A 90-year-old World War II veteran, who described being a Marine as the “high point” of his life, has been reunited with his M1 Garand rifle after 73 years.
Resident Dick Cowell was 18 and the war was in full swing when he enlisted in the Marine Corps and was handed a uniform, the rifle and some bullets.
The firearm, his sergeant told him, was now his girlfriend, his wife and his friend. He had to take it everywhere with him, he was told. And he should never, ever call it a gun — unless he wanted to stand naked in front of his company. It was a mistake he only made once.
This Veterans Day, the old Marine is reconnecting with the dented, scratched rifle that became his third arm during the war. Today, it’s a historic relic that is bringing his family closer.

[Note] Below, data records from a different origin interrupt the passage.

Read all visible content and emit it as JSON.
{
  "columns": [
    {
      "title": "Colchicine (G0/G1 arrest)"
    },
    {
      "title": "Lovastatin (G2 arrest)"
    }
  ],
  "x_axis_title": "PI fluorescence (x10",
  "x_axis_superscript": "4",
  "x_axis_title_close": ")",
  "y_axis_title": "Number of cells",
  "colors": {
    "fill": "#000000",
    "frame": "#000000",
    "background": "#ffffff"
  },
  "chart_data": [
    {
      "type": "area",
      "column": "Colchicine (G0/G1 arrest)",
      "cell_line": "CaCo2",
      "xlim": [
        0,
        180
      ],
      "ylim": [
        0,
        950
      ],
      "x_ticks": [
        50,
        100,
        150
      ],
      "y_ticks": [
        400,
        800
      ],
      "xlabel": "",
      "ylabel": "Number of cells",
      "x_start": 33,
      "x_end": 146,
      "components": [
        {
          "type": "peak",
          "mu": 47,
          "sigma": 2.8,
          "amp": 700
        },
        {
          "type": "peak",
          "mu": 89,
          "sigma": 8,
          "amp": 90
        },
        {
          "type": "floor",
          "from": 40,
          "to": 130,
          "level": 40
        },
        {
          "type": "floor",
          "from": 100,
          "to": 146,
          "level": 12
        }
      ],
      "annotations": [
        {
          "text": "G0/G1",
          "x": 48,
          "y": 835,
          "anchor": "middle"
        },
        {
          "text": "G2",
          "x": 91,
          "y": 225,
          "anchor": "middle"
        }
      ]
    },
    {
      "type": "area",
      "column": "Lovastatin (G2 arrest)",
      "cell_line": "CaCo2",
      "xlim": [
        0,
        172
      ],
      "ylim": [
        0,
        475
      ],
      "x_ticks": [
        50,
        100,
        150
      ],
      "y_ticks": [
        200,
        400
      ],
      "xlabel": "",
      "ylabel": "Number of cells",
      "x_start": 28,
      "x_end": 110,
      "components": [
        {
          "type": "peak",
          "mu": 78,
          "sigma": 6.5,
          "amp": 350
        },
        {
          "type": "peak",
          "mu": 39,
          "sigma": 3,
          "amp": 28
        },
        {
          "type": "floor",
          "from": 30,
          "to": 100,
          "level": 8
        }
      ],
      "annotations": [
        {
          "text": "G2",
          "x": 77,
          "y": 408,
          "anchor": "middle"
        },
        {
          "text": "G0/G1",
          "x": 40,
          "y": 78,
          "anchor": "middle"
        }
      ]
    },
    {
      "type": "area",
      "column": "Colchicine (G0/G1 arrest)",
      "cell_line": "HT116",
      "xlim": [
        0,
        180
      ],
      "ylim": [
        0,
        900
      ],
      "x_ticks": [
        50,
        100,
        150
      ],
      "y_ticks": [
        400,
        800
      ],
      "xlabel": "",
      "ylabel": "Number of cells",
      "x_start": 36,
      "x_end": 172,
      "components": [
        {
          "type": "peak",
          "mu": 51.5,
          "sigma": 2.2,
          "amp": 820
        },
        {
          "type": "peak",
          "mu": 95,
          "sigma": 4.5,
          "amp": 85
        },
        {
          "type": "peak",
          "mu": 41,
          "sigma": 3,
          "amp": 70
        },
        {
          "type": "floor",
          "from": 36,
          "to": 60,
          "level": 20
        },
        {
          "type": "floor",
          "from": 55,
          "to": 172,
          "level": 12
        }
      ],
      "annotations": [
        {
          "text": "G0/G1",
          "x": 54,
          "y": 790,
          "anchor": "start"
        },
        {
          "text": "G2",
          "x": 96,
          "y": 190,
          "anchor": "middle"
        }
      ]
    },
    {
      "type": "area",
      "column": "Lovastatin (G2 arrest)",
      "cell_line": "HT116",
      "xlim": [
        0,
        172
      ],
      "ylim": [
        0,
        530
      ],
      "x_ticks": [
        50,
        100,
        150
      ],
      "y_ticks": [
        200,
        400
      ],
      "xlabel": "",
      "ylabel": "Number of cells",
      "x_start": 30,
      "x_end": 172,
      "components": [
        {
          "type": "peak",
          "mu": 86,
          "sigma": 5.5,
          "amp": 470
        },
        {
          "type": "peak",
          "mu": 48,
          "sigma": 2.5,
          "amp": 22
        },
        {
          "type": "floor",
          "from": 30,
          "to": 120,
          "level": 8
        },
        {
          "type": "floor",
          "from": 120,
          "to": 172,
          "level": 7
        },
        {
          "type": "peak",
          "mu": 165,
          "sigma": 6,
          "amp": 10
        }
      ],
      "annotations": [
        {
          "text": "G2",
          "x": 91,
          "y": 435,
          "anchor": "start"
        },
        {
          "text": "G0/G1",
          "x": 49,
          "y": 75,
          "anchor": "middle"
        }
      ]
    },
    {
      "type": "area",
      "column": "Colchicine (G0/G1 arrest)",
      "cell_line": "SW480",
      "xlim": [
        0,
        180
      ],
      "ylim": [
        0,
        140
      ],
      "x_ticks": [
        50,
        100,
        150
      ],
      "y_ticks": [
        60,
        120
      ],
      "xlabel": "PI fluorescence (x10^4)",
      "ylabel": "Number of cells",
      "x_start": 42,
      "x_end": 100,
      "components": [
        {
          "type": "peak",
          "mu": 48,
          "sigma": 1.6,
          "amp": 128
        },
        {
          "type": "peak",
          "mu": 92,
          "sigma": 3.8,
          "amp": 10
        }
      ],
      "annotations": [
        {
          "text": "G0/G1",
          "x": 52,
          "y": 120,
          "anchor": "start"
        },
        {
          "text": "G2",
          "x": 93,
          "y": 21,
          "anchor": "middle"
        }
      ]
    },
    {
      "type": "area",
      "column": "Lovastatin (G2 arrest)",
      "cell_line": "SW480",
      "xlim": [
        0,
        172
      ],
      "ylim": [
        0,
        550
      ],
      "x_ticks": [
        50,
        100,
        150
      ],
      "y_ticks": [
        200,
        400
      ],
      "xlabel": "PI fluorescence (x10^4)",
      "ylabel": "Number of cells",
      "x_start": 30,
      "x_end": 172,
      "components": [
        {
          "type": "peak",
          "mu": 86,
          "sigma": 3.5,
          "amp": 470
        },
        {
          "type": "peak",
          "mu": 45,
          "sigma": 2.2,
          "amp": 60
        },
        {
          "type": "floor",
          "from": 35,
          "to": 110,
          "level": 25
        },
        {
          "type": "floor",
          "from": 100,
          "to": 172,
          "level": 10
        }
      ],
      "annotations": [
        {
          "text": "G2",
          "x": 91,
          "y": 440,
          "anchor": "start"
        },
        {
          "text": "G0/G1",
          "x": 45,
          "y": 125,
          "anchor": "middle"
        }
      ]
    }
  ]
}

“It’s my baby,” Cowell said of the rifle. “I am very appreciative that Richard was able to find it after 73 years.”
. . .
Richard, who lives in Tequesta, spent six months hunting down the rifle after finding a white piece of paper with the word “Springfield” written in cursive followed by the serial number “3594593” in his father’s desk … A New Jersey gun collector was selling it, and after Richard outbid a tough competitor, the firearm was his.
“The rifle spent two weeks in my room before I gave it to my father,” Richard said. “I couldn’t take my eyes off it. I couldn’t believe it was finally ours.”
In late October, Cowell’s 11-year-old grandson, Tommy, presented him with the rifle. Holding the dark-brown wooden firearm, which weighs nearly 11 pounds, Cowell was flooded with memories of his first day of target practice.
“When I first fired this weapon, I tell you, it was something else,” Cowell said with a grin.
. . .
“(Finding) this rifle opened up an entirely new life for this family,” Richard said, looking at his dad. “My father has remembered things from the ’30s, ’40s, ’50s that we’ve never heard before.”
There’s more at the link, including several photographs that are worth seeing. Mr. Cowell certainly collected an impressive number of marksmanship medals with that rifle!
Sadly, that sort of attachment to, and memories of, a personal weapon doesn’t seem to apply in an age of “plastic fantastic” firearms. I can remember the rifles I used in military service, but none of them held any particular attachment for me. They were just modern assault rifles, stamped steel and pressed wood and plastic, with no “soul” to speak of. My father’s generation, on the other hand, regarded their Lee-Enfields and Garands and Mausers with real affection. They were just as mass-produced as modern rifles, but somehow they had more individuality in the eyes of their users than their modern equivalents. The same appears to be true of handguns. Talk to an aficionado about his 1911 pistol or Single Action Army revolver, and one can almost see a mist of affection pass over their faces. No-one speaks of a Glock or XD or M&P in that way.
I’m glad Mr. Cowell has been reunited with his rifle. May it pass down through the generations of his descendants, to remind them that their ancestor was a fighting man.